During Wednesday’s press conference, White House Press Secretary Jen Psaki tried to convey the idea that the evacuation of Americans from Afghanistan has gone well, bragging about the number of total evacuations from a country of 39 million people.
“A total of approximately 19,000 people were evacuated from Kabul over a period of 24 hours that, of course, ended early this morning,” Psaki said. “This is the result of 42 U.S. military flights which carried approximately 11,200 evacuees, and 48 coalition flights which carried 7,800 people, for a total of 90 flights out of Kabul — which, if I get my math right, that’s approximately a flight every 39 minutes. I believe the Department of Defense gave that statistic.”

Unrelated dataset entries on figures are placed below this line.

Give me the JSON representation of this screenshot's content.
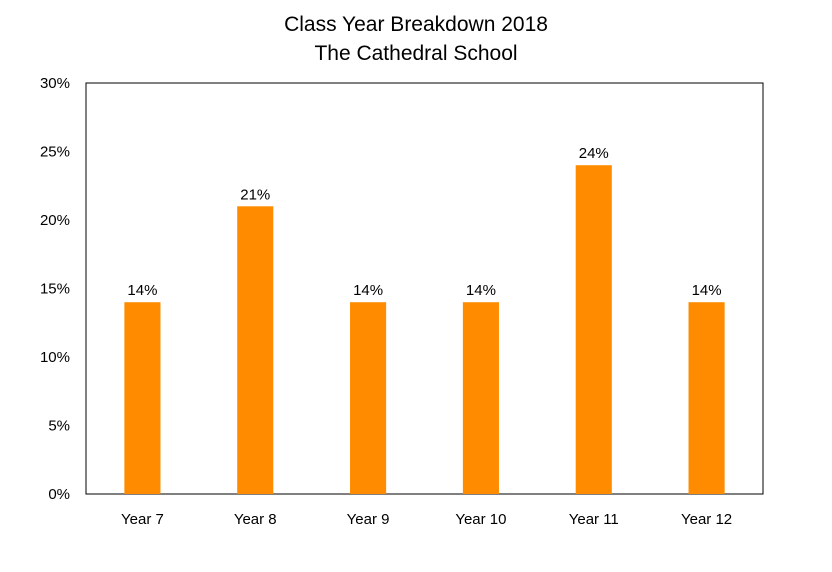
{
  "chart_data": {
    "type": "bar",
    "title": "Class Year Breakdown 2018",
    "subtitle": "The Cathedral School",
    "xlabel": "",
    "ylabel": "",
    "categories": [
      "Year 7",
      "Year 8",
      "Year 9",
      "Year 10",
      "Year 11",
      "Year 12"
    ],
    "values": [
      14,
      21,
      14,
      14,
      24,
      14
    ],
    "value_labels": [
      "14%",
      "21%",
      "14%",
      "14%",
      "24%",
      "14%"
    ],
    "value_format": "percent",
    "ylim": [
      0,
      30
    ],
    "yticks": [
      0,
      5,
      10,
      15,
      20,
      25,
      30
    ],
    "ytick_labels": [
      "0%",
      "5%",
      "10%",
      "15%",
      "20%",
      "25%",
      "30%"
    ],
    "grid": false,
    "legend": "none",
    "bar_color": "#FF8C00",
    "axis_color": "#000000"
  }
}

“And just to reiterate: Since August 14th, we’ve evacuated — the United States has evacuated and facilitated the evacuation of approximately 82,300 people on U.S. military and coalition flights as part of one of the largest airlifts in world history,” she continued. “Since the end of July, we have relocated approximately 88,000 people on U.S. military and coalition flights.”
The Biden administration has so far evacuated around 4,500 Americans of the approximately 15,000 left stranded in Afghanistan after the Taliban took over.
The Biden administration has also been one of the obstacles preventing the evacuation of those able to reach the Kabul airport in Afghanistan through private organizations attempting to makeup for Biden’s failures.
“Chartered planes are flying out of Kabul with hundreds of empty seats… The biggest challenge the groups faced was getting people with seats on the charter planes through the gauntlet of Taliban checkpoints, crushing crowds at the airport entrances, and U.S. forces who refuse to let manifested passengers in,” the Wall Street Journal reported.
“Last week, Sayara International, a Washington-based development firm that has long worked in Afghanistan, lined up plans to take 1,000 Afghan refugees to Uganda, whose government has offered sanctuary. Sayara chartered three planes for the operation, said George Abi-Habib, one of the company’s co-founders. Then it into a series of obstacles,” the Wall Street Journal continued. “Marines at the airport gates refused to allow Afghans with seats on the plane to get inside. At one point, Sayara started charging some passengers for seats to fill a cash shortfall it needed to plug before they could fly out of the country, Mr. Abi-Habib said. One Ugandan woman had to crawl through a sewage pipe to get into the airport, he added.”